底押しの灰だしプッシャー(写真が必要なら送ります)。

 固定床のバッチ式焼却炉で、投入を連続で8時間~12時間行う場合は炉床に灰が溜まる。こんな場合は底に油圧の灰だしプッシャーを設ける。炉の後ろにはギロチン式の灰だし扉を設け、その方向に灰を押す。それを何回か繰り返し3~5回に1回位、灰だし扉を開いて外に灰を押し出し、そこに灰のピットを設けておく。これだと灰だしが燃焼中にも出来、固定床の炉でも常に燃焼空間が保てる。但し、誘引ファンで引き炉内が負圧にすることが大切で、ボタン一つで灰だし扉と底押しプッシャーが連動出来れば運転者には喜ばれる。

 

標準的な処理量。

 (申請量は守って下さい) 廃プラ10%を含んだ解体木屑を破砕機で10㎝~30㎝に砕いて、炉床面積10㎡×高さ5m(炉内容積50㎥)、誘引ファンを使用した焼却炉で時間あたり2ton~2.5ton(8時間で16~20ton・最大熱負荷165000kcal/㎥・h)煙を出さず、炉に無理な負荷を掛けずに燃やせるのが標準的な焼却炉である。
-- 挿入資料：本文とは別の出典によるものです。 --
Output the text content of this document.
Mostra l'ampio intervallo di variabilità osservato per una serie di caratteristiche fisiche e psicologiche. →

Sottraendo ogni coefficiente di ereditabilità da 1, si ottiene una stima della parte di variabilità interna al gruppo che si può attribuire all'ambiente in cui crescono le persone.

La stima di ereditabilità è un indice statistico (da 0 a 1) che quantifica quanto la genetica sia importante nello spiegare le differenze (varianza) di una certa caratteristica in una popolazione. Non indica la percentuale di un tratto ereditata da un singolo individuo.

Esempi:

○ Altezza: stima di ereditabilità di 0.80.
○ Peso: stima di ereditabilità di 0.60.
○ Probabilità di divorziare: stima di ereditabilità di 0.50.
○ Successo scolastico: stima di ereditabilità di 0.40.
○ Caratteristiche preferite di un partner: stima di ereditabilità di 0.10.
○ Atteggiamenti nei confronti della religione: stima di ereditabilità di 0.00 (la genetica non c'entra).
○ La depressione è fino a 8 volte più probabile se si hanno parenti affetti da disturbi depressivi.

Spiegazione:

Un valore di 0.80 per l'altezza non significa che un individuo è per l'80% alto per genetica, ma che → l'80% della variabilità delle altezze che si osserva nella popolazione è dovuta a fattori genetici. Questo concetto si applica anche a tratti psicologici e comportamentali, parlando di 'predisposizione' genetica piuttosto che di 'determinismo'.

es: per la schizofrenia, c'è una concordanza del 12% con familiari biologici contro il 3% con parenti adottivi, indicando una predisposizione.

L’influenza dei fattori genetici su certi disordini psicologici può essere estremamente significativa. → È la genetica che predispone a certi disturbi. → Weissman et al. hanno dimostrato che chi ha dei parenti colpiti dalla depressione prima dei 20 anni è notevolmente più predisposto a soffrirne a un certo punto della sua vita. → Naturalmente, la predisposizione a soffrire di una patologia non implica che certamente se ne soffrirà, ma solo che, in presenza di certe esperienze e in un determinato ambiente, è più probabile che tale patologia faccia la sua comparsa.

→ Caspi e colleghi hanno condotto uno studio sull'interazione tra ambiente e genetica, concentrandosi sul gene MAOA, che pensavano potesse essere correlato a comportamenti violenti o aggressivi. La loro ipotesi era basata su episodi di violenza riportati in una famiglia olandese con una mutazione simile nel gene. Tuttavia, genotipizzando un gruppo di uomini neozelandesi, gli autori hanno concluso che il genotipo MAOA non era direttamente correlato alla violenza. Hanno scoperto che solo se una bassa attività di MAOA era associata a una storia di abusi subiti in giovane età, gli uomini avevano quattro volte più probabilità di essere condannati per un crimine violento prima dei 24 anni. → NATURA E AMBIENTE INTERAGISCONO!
処理量がこれ以下なら運転方法か炉の構造を見直した方が良いし、逆にこれ以上燃やしている場合は灰の熱灼減量と、炉に無理な負荷を掛けていないかを確認する必要がある。炉に無理な負荷を掛けると炉の損傷(特にバーナー・誘引ファン・温度計・キャスタブル)が多くなり、炉の寿命が短く(10年以下に)なります。

 

 

                                                          注 ()数字は写真の番号です。